How to collectively define what Software Heritage community needs to do and to be for this near future. Think about ideas for each then discuss them with your nearest neighbor, one-to-one. Times up, each group of two people must summarize in just one idea for to do and to be. Now, group by four people, and they try to merge the two ideas for each item. Times up, the result needs to sum up in only one idea for to do and to be. Now, group by eight and repeat. Then group again and repeat. The merging strategy leads to consensus including improvements or better wording. The last step of the process reads: we would like the Software Heritage community,
- to be more inclusive to other skill diverse communities beyond computer science;
- to be globally recognized as the reference for managing the software life cycle in all fields.
- to create special interest groups to get together with fixed goals and timeline;
- to continuously increase outreach and usability, open to the world.
Great, isn't it? They appear to me as excellent outcomes1!
Well, time is part of the constraint and for example, with a bit more time, I would have suggested another wording for beyond computer science since I do not identify myself as part of some computer science communities – maybe my proposal could have been: beyond communities focused on computing. Anyway, the interesting outcome is from the collective discussion and not the perfect final wording.
Another personal feedback. My initial “idea” – being consistent with the
Software Heritage community’s recommendations, how many scientists in the room
have archived the source code of their last publication? And mentioned the
swhid identifier? – had been lost in translation in the merging branch I
belonged to, but, and that’s what I find very interesting, the “idea” somehow
appears in the other branch. The outcome is thus a consensus, no?

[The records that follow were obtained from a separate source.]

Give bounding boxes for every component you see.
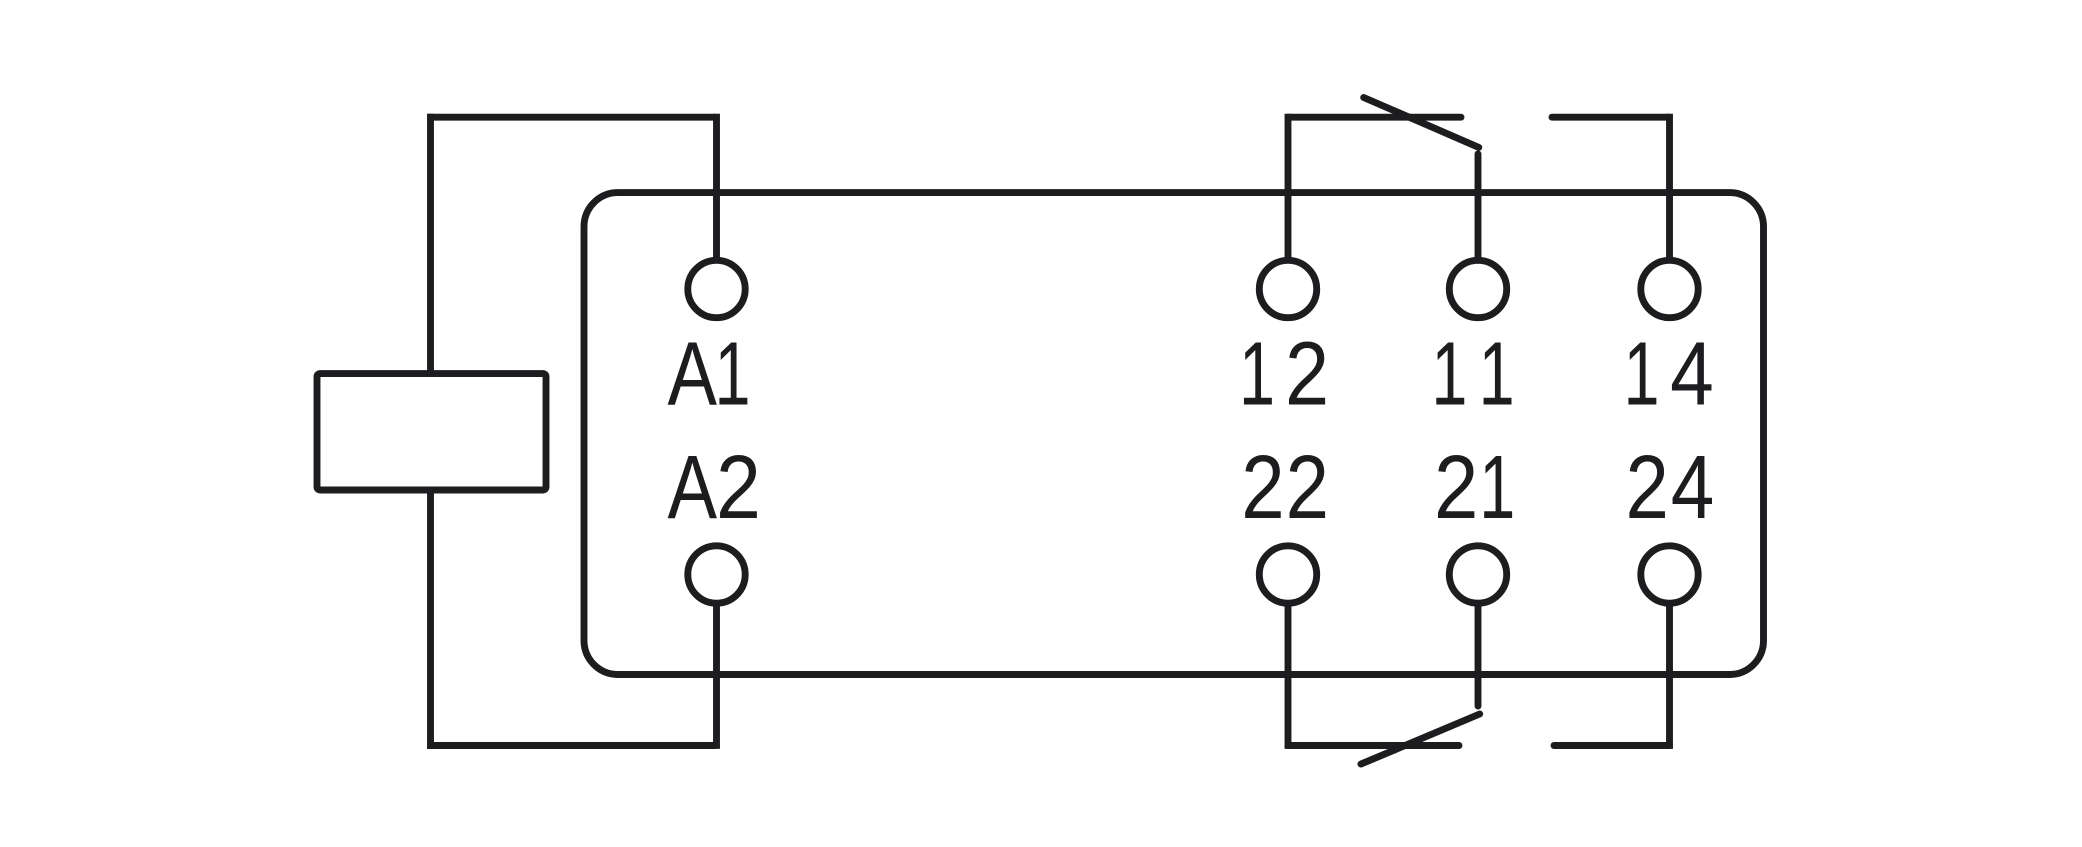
wire coil-bottom vertical	[427, 490, 434, 749]
svg-text:1: 1	[1479, 437, 1515, 538]
pin label A1	[668, 323, 751, 424]
svg-text:1: 1	[1479, 323, 1515, 424]
svg-text:2: 2	[1286, 437, 1329, 537]
svg-text:2: 2	[1434, 438, 1478, 539]
terminal A2	[688, 546, 745, 603]
wire coil-top horizontal	[427, 114, 716, 121]
svg-text:4: 4	[1670, 323, 1714, 423]
svg-text:2: 2	[1626, 437, 1669, 537]
terminal 12	[1259, 260, 1316, 317]
relay body outline	[584, 193, 1764, 675]
terminal 21	[1449, 546, 1506, 603]
terminal 24	[1641, 546, 1698, 603]
svg-text:2: 2	[1285, 323, 1329, 424]
svg-text:1: 1	[1624, 323, 1660, 424]
pin label 24	[1626, 437, 1715, 537]
wire 12 vertical	[1285, 114, 1292, 260]
pin label 22	[1241, 437, 1329, 537]
svg-text:1: 1	[1431, 323, 1467, 424]
pin label 14	[1624, 323, 1714, 424]
wire 12 horizontal	[1288, 114, 1461, 121]
wire 11 vertical	[1475, 154, 1482, 260]
terminal 11	[1449, 260, 1506, 317]
terminal 22	[1259, 546, 1316, 603]
wire 22 vertical	[1285, 603, 1292, 749]
wire A1 drop	[713, 114, 720, 260]
coil K1	[317, 374, 546, 490]
svg-text:4: 4	[1671, 437, 1715, 537]
pin label 11	[1431, 323, 1514, 424]
svg-text:1: 1	[715, 323, 751, 424]
pin label A2	[668, 437, 761, 538]
svg-text:2: 2	[716, 438, 761, 538]
contact blade bottom (NC 21-22)	[1361, 714, 1480, 764]
contact blade top (NC 11-12)	[1364, 98, 1479, 148]
wire 21 vertical	[1475, 603, 1482, 706]
svg-text:1: 1	[1239, 323, 1275, 424]
wire coil-left vertical	[427, 114, 434, 374]
svg-text:A: A	[668, 324, 718, 424]
terminal A1	[688, 260, 745, 317]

Then other working groups using other strategies led to other discussions.
For instance, list actions for editorial offices, text for convincing board to
archive software and use
swid identifier, develop different use-cases for
swid identifiers, etc.
All in all, I am very happy to have been to the fruitful event! Thanks again for organizing. And last but not least, that’s also a nice opportunity to meet in-person folks with whom we collaborate online and to just take fresh news of life™.
Edit: The next day, I attended to Software Heritage Symposium and Summit hosted at UNESCO. Thanks again Software Heritage team for the organization, awesome event! I am very grateful to Roberto Di Cosmo. Fun, we were at one seat from each other with Stefano Zacchiroli and we met for the first2 time in-person here while we are currently exchanging emails.
The afternoon was intense! Various panels from diverse backgrounds. It is always interesting to attend to events which bridge institutional with longer-term speeches with day-to-day challenges.
Let point two scientific challenges: graph compression and Large Language Models (LLMs). The graph compression presentation by Sebastiano Vigna made the echo of the presentation by Paolo Ferragina (see slides) done the past year.
About LLMs, the idea is to use of the Software Heritage archive for the training of machine learning models that can automatically generate code to assist with software development tasks. Obviously, it asks legal and ethical questions. That's why: Software Heritage Statement on Large Language Models for Code; « We [Software Heritage] feel that the question is no longer whether LLMs for code should be built. They are already being built, independently of what we do, and there is no turning back. The real question is how they should be built and whom they should benefit.
In alignment with our mission, we believe that LLMs for code should be built in a transparent and respectful way, to the benefit of all. We hence state the following principles for acceptable machine learning use of the Software Heritage archive. »
These 3 principles appears to me worth to read… and share!